Pastaria Festival 2021, here is the programme
22 October 2021 Off By PastariaThe programme of the Pastaria Festival 2021, that will be held in Milan (26 October).
MORNING
9:30-9:45 am
Admission of participants
9:45-10:10 am
Opening of the proceedings
Gherardo Bonetto (APPF), Riccardo Felicetti (Unione Italiana Food), Fabio Fontaneto (APPAFRE), Lorenzo Pini (Pastaria), Carl Zuanelli (IPO, NPA)
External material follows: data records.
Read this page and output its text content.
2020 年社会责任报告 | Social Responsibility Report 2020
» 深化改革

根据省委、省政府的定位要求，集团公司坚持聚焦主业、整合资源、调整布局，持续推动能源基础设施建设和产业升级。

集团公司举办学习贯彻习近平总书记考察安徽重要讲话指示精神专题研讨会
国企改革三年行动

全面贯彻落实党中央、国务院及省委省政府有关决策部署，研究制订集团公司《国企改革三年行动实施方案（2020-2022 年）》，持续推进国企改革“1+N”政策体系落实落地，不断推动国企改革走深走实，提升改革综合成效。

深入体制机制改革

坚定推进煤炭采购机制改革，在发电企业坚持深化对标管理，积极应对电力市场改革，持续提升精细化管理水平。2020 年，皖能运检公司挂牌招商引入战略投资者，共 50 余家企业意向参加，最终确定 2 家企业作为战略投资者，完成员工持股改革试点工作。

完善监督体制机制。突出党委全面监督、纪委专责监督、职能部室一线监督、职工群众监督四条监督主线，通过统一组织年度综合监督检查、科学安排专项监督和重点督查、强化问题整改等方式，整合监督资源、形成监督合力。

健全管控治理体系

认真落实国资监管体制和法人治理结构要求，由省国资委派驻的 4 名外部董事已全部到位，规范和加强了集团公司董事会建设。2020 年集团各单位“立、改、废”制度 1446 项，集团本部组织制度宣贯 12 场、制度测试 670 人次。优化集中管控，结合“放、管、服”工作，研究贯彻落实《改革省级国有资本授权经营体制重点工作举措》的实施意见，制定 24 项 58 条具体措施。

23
SESSION 1: PASTA PACKAGING
10:10-10:30 am
Design and innovation for pasta packaging
Fabio Licciardello (University of Modena and Reggio Emilia, GSICA), Elena Torrieri (University of Naples Federico II, GSICA)
10:30-10:50 am
Ecodesign and end-of-life scenarios for fresh pasta packaging
Francesca Mostardini (University of Parma, GSICA), Davide Pollon (Corepla)
10:50-11:10 am
The perishability of packaged fresh pasta during the distribution phases: the role of packaging gases and the characteristics of light sources
Sara Limbo (University of Milan, GSICA)
Questions and discussion
11:20-11:40 • BREAK
SESSION 2: DRIED PASTA, INNOVATION AND SUSTAINABILITY
11:40 am – 12:00 pm
Legume pasta: innovation from the past
Alessandra Marti (University of Milan)
12:00-12:20 pm
Development of innovative pasta of high dietary and nutritional value and environmental sustainability
Emanuele Marconi (University of Molise)
12:20-12:40 pm
Protein extracts from insects to produce “high protein content” pasta
Gabriella Pasini (University of Padua)
Questions and discussion
SESSION 3: PASTA AWARDS
12:50 – 1:10 pm
Designation of the Pastaria Awards for degree and doctoral theses on the subject of pasta
Ambra Bonciolini (Formulation of egg pasta fortified with tannins: assessment of antiradical activity and cholesterol oxidation), Emanuele Fagetti (Nutritional and health properties of pasta enriched with leftover carrot pulp extract capsules), Veronica Gallo (Modelling in vitro digestion as strategy in developing tailored food for specific consumer population)
AFTERNOON
SESSION 4: PASTA, HEALTH AND NUTRITION
2:20-2:40 pm
Digestibility of legume pasta
Elena Vittadini (University of Camerino)
2:40-3:00 pm
Innovative wheats to reduce the glycaemic index of pasta
Francesco Sestili (Tuscia University)
Questions and discussion
SESSION 5: FRESH PASTA AND QUALITY
3:10-3:30 pm
Fresh pasta produced from fermented durum wheat flours: technological and nutritional aspects
Pasquale Catzeddu (Porto Conte Ricerche)
3:30-3:50 pm
Application of MAP packaging to increase the safety and shelf-life of filled fresh pasta
Marco Dalla Rosa (University of Bologna), Stefano Zardetto (Voltan)
3:50-4:00 pm
Biofresh: ozone management systems for the containment of mould on pasta [sponsored presentation]
Luca Sivelli (Biofresh)
Questions and discussion
4:10-4:30 • BREAK
SESSION 6: MARKET, CONSUMPTION AND GLOBAL TRENDS
4:30-4:50 pm
Promotion of short supply chains and local production in response to the COVID-19 crisis and the environmental emergency
Alessio Cappelli (Università of Florence)
4:50-5:20 pm
Pasta and new dietary habits: continuity and new trends
Sara Beretta (Nielsen), Matteo Bonù (Nielsen)
5:20-5:40 pm
Away from home pasta consumption before and after the pandemic
Matteo Figura (The NPD Group)
Questions, discussion and closure of proceedings
GENERAL ASSEMBLIES
The International Pasta Organisation (IPO) and the Union des Associations de Fabricants de Pâtes Alimentaires de l’U.E. (UNAFPA) will hold their annual general assemblies during the Pastaria Festival. Participation is reserved for member pasta factories.
INFORMATION
Date: 26 ottobre 2021
Place: Fiera Milano Rho
Time: 9:30 am – 6:00 pm (CET)
How to attend
Attendance is free-of-charge and reserved for those working in the sector. Places are limited.
In person
In-person attendees of Tuttofood will have free access to the Retail Plaza area of Pavilion 6, where the Pastaria Festival will be held.
Online
To attend online, follow the instructions provided in the free Pastaria App and in the Pastaria newsletter that will be sent immediately before the event.
Simultaneous translation
Simultaneous translation (English/Italian) is only available online, by connecting to the webinar from a computer, tablet or smartphone.